Our study supports the concept that radiofrequency catheter ablation is a safe and useful treatment for patients with permanent junctional reciprocating tachycardia. Radiofrequency current should be the treatment of choice in these patients because this arrhythmia is usually drug-refractory. The majority of accessory pathways with decremental conduction properties are localized in the posteroseptal zone. Cessation of the arrhythmia after successful ablation results in recovery of left ventricular dysfunction.
本研究旨在确定射频导管消融治疗永久性交界性折返性心动过速患者的长期随访情况、安全性及疗效。我们评估了心动过速相关的左心室功能障碍的可逆性,并详细描述了这些房室递减传导通路的位置及电生理特征。
永久性交界性折返性心动过速是折返性心动过速的一种少见类型,通常持续发作且对药物治疗无效。其心电图特征包括RP间期>PR间期,II、III、aVF及V3-V6导联P波倒置。心动过速发作时,逆向室房传导通过一条具有递减传导特性的旁路进行,该旁路主要位于后间隔区域。已知长期持续的心动过速可能导致心动过速相关的严重心室功能障碍,即所谓的心动过速性心肌病。
我们纳入了24例在电生理检查中诊断为永久性交界性折返性心动过速的患者(9例男性,15例女性;平均年龄42±22岁)。6例患者存在心动过速相关的左心室功能障碍。在折返性心动过速发作时最早逆向心房激动部位(n = 22)或心室起搏时(n = 2)施加射频能量。所有患者均在门诊随访,对出现左心室功能减退的患者进行系列超声心动图检查。

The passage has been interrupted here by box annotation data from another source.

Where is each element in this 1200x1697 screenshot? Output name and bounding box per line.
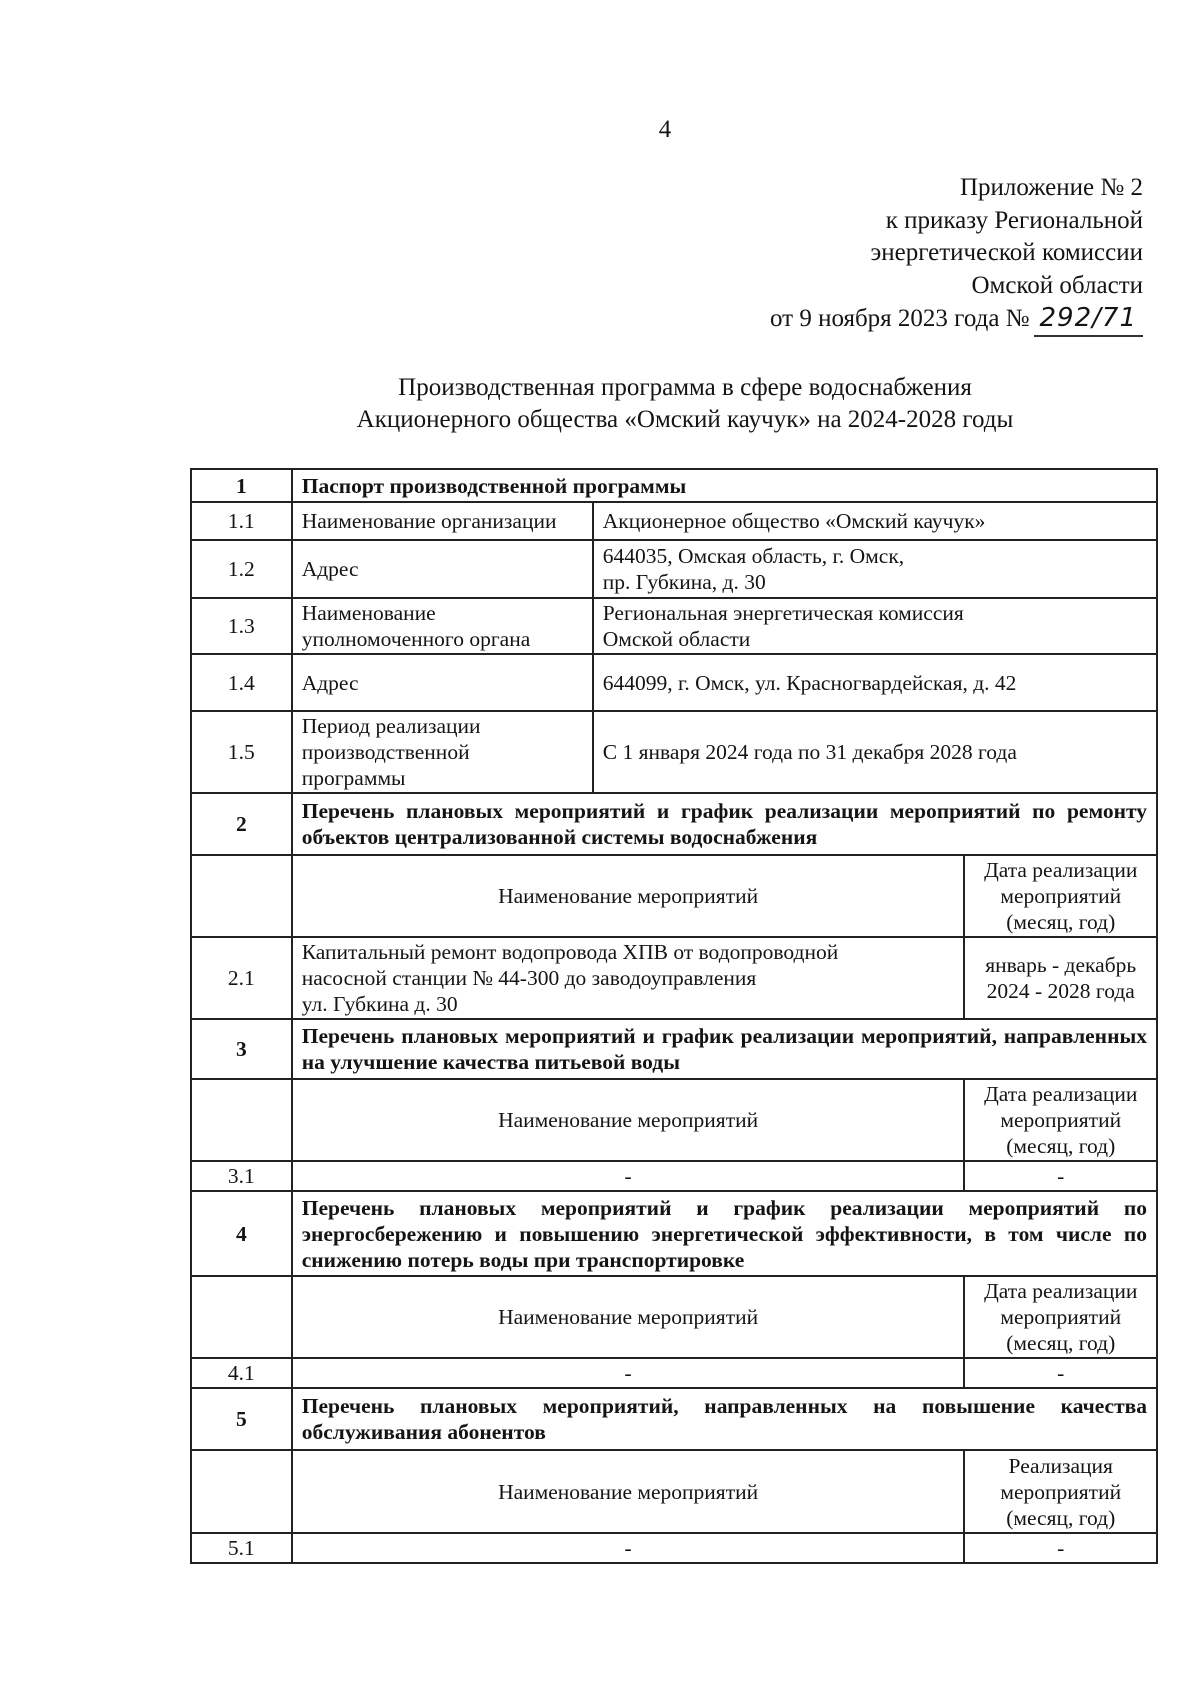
column-header-date (964, 1079, 1157, 1161)
appendix-header (770, 172, 1143, 337)
column-header-name: Наименование мероприятий (292, 1276, 965, 1358)
row-number (191, 1276, 292, 1358)
column-header-name: Наименование мероприятий (292, 1079, 965, 1161)
section-title: Перечень плановых мероприятий и график реализации мероприятий, направленных на улучшение качества питьевой воды (292, 1019, 1157, 1079)
column-header-name: Наименование мероприятий (292, 1450, 965, 1533)
label-line: производственной (301, 740, 470, 764)
appendix-line: Приложение № 2 (959, 174, 1143, 201)
header-line: (месяц, год) (1006, 1505, 1116, 1530)
document-title (180, 372, 1190, 436)
event-name: - (292, 1358, 965, 1388)
table-row (191, 654, 1157, 711)
row-number: 1.1 (191, 502, 292, 540)
appendix-line: Омской области (971, 271, 1143, 299)
title-line: Акционерного общества «Омский каучук» на 2024-2028 годы (356, 406, 1014, 433)
header-line: мероприятий (1000, 1479, 1122, 1504)
label-line: уполномоченного органа (301, 627, 531, 651)
row-number: 1 (191, 469, 292, 502)
name-line: ул. Губкина д. 30 (301, 992, 458, 1016)
row-number: 2 (191, 793, 292, 855)
header-line: Дата реализации (984, 858, 1138, 882)
program-table (190, 468, 1158, 1564)
table-row (191, 540, 1157, 598)
event-name: - (292, 1161, 965, 1191)
row-label (292, 598, 593, 654)
column-header-date (964, 1450, 1157, 1533)
appendix-date-line (770, 302, 1143, 337)
handwritten-order-number: 292/71 (1034, 302, 1143, 337)
event-name (292, 937, 965, 1019)
label-line: Наименование (301, 601, 436, 625)
section-title: Перечень плановых мероприятий, направленных на повышение качества обслуживания абонентов (292, 1388, 1157, 1450)
value-line: 644035, Омская область, г. Омск, (602, 544, 905, 568)
value-line: Омской области (602, 627, 751, 651)
page-number: 4 (658, 116, 672, 143)
column-header-date (964, 1276, 1157, 1358)
table-row (191, 1276, 1157, 1358)
row-number: 5.1 (191, 1533, 292, 1563)
row-number: 4.1 (191, 1358, 292, 1388)
row-label (292, 711, 593, 793)
row-number (191, 855, 292, 937)
row-number: 1.2 (191, 540, 292, 598)
table-row (191, 937, 1157, 1019)
header-line: Дата реализации (984, 1279, 1138, 1303)
row-number: 1.3 (191, 598, 292, 654)
row-number: 3 (191, 1019, 292, 1079)
date-line: 2024 - 2028 года (986, 979, 1135, 1003)
table-row (191, 1358, 1157, 1388)
header-line: мероприятий (1000, 884, 1122, 908)
row-number: 3.1 (191, 1161, 292, 1191)
value-line: Региональная энергетическая комиссия (602, 601, 964, 625)
table-row (191, 1533, 1157, 1563)
row-number: 1.4 (191, 654, 292, 711)
row-number (191, 1450, 292, 1533)
date-line: январь - декабрь (985, 953, 1137, 977)
table-row (191, 711, 1157, 793)
section-title: Перечень плановых мероприятий и график реализации мероприятий по энергосбережению и повышению энергетической эффективности, в том числе по снижению потерь воды при транспортировке (292, 1191, 1157, 1276)
row-number: 5 (191, 1388, 292, 1450)
column-header-date (964, 855, 1157, 937)
header-line: Реализация (1008, 1453, 1113, 1478)
table-row (191, 1161, 1157, 1191)
event-date: - (964, 1161, 1157, 1191)
label-line: программы (301, 766, 406, 790)
value-line: пр. Губкина, д. 30 (602, 570, 766, 594)
header-line: мероприятий (1000, 1305, 1122, 1329)
name-line: насосной станции № 44-300 до заводоуправления (301, 966, 757, 990)
label-line: Период реализации (301, 714, 481, 738)
header-line: (месяц, год) (1006, 1331, 1116, 1355)
appendix-line: энергетической комиссии (870, 239, 1143, 266)
appendix-line: к приказу Региональной (885, 206, 1143, 234)
row-number: 2.1 (191, 937, 292, 1019)
appendix-date-prefix: от 9 ноября 2023 года № (769, 305, 1030, 332)
row-number: 4 (191, 1191, 292, 1276)
event-name: - (292, 1533, 965, 1563)
table-row (191, 1388, 1157, 1450)
table-row (191, 1450, 1157, 1533)
event-date: - (964, 1358, 1157, 1388)
row-value (593, 598, 1157, 654)
table-row (191, 1079, 1157, 1161)
table-row (191, 502, 1157, 540)
row-value: С 1 января 2024 года по 31 декабря 2028 года (593, 711, 1157, 793)
header-line: (месяц, год) (1006, 1134, 1116, 1158)
table-row (191, 598, 1157, 654)
column-header-name: Наименование мероприятий (292, 855, 965, 937)
name-line: Капитальный ремонт водопровода ХПВ от водопроводной (301, 940, 839, 964)
header-line: (месяц, год) (1006, 910, 1116, 934)
row-number: 1.5 (191, 711, 292, 793)
header-line: мероприятий (1000, 1108, 1122, 1132)
header-line: Дата реализации (984, 1082, 1138, 1106)
row-label: Адрес (292, 654, 593, 711)
table-row (191, 1191, 1157, 1276)
table-row (191, 469, 1157, 502)
section-title: Паспорт производственной программы (292, 469, 1157, 502)
row-number (191, 1079, 292, 1161)
table-row (191, 855, 1157, 937)
title-line: Производственная программа в сфере водоснабжения (398, 374, 972, 401)
row-value: Акционерное общество «Омский каучук» (593, 502, 1157, 540)
event-date: - (964, 1533, 1157, 1563)
event-date (964, 937, 1157, 1019)
section-title: Перечень плановых мероприятий и график реализации мероприятий по ремонту объектов централизованной системы водоснабжения (292, 793, 1157, 855)
row-value: 644099, г. Омск, ул. Красногвардейская, д. 42 (593, 654, 1157, 711)
row-label: Наименование организации (292, 502, 593, 540)
table-row (191, 1019, 1157, 1079)
row-label: Адрес (292, 540, 593, 598)
row-value (593, 540, 1157, 598)
table-row (191, 793, 1157, 855)
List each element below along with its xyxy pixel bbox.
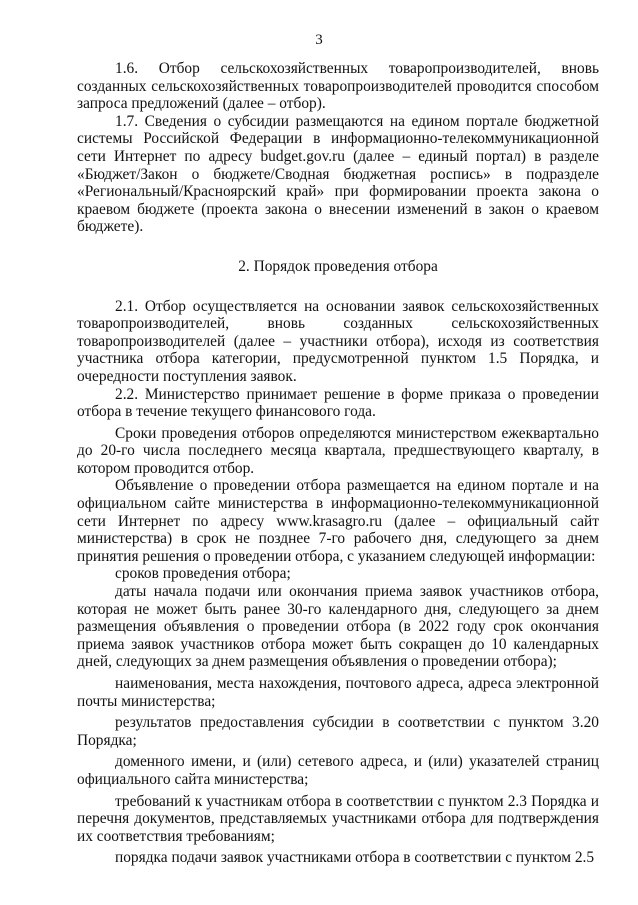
paragraph-1-7: 1.7. Сведения о субсидии размещаются на едином портале бюджетной системы Российской Федерации в информационно-телекоммуникационной сети Интернет по адресу budget.gov.ru (далее – единый портал) в разделе «Бюджет/Закон о бюджете/Сводная бюджетная роспись» в подразделе «Региональный/Красноярский край» при формировании проекта закона о краевом бюджете (проекта закона о внесении изменений в закон о краевом бюджете). <box>77 112 599 236</box>
list-item-dates: даты начала подачи или окончания приема заявок участников отбора, которая не может быть ранее 30-го календарного дня, следующего за днем размещения объявления о проведении отбора (в 2022 году срок окончания приема заявок участников отбора может быть сокращен до 10 календарных дней, следующих за днем размещения объявления о проведении отбора); <box>77 583 599 671</box>
section-heading: 2. Порядок проведения отбора <box>238 257 438 275</box>
list-item-results: результатов предоставления субсидии в соответствии с пунктом 3.20 Порядка; <box>77 714 599 749</box>
paragraph-1-6: 1.6. Отбор сельскохозяйственных товаропроизводителей, вновь созданных сельскохозяйственных товаропроизводителей проводится способом запроса предложений (далее – отбор). <box>77 60 599 113</box>
paragraph-selection-deadlines: Сроки проведения отборов определяются министерством ежеквартально до 20-го числа последнего месяца квартала, предшествующего кварталу, в котором проводится отбор. <box>77 424 599 477</box>
list-item-terms: сроков проведения отбора; <box>115 565 291 583</box>
list-item-ministry-contacts: наименования, места нахождения, почтового адреса, адреса электронной почты министерства; <box>77 675 599 710</box>
paragraph-2-1: 2.1. Отбор осуществляется на основании заявок сельскохозяйственных товаропроизводителей, вновь созданных сельскохозяйственных товаропроизводителей (далее – участники отбора), исходя из соответствия участника отбора категории, предусмотренной пунктом 1.5 Порядка, и очередности поступления заявок. <box>77 297 599 385</box>
list-item-domain: доменного имени, и (или) сетевого адреса, и (или) указателей страниц официального сайта министерства; <box>77 753 599 788</box>
paragraph-2-2: 2.2. Министерство принимает решение в форме приказа о проведении отбора в течение текущего финансового года. <box>77 385 599 421</box>
list-item-application-procedure: порядка подачи заявок участниками отбора в соответствии с пунктом 2.5 <box>115 849 595 867</box>
paragraph-announcement: Объявление о проведении отбора размещается на едином портале и на официальном сайте министерства в информационно-телекоммуникационной сети Интернет по адресу www.krasagro.ru (далее – официальный сайт министерства) в срок не позднее 7-го рабочего дня, следующего за днем принятия решения о проведении отбора, с указанием следующей информации: <box>77 477 599 565</box>
list-item-requirements: требований к участникам отбора в соответствии с пунктом 2.3 Порядка и перечня документов, представляемых участниками отбора для подтверждения их соответствия требованиям; <box>77 792 599 845</box>
page-number: 3 <box>315 32 323 48</box>
document-body <box>77 60 599 867</box>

对24条递减传导旁路进行了射频导管消融。最早逆向心房激动位于右后间隔的患者有22例(92%),右中间隔1例(4%),右后外侧1例(4%)。23条旁路成功消融,平均射频应用次数为5±3次(中位数为4次),平均持续时间为48±13秒。仅中间隔旁路未能消融。平均随访21±16个月(中位数为15个月;范围为2至64个月)后,22例患者无症状。4例患者在首次成功消融后复发(3例在术后第1个月内,1例在术后第2个月),2例在第二次消融手术中再次消融,1例患者需要第三次手术,1例需要第四次手术。所有左心室功能障碍患者在消融后均有改善。心动过速性心肌病患者消融前左心室射血分数平均为28±6%(中位数为27%),消融后升至51±16%(中位数为47%)(p<0.02)。
我们的研究支持射频导管消融是治疗永久性交界性折返性心动过速患者的一种安全有效的方法这一观点。对于这些患者,射频电流应作为首选治疗方法,因为这种心律失常通常对药物治疗无效。大多数具有递减传导特性的旁路位于后间隔区域。成功消融心律失常后可使左心室功能障碍恢复。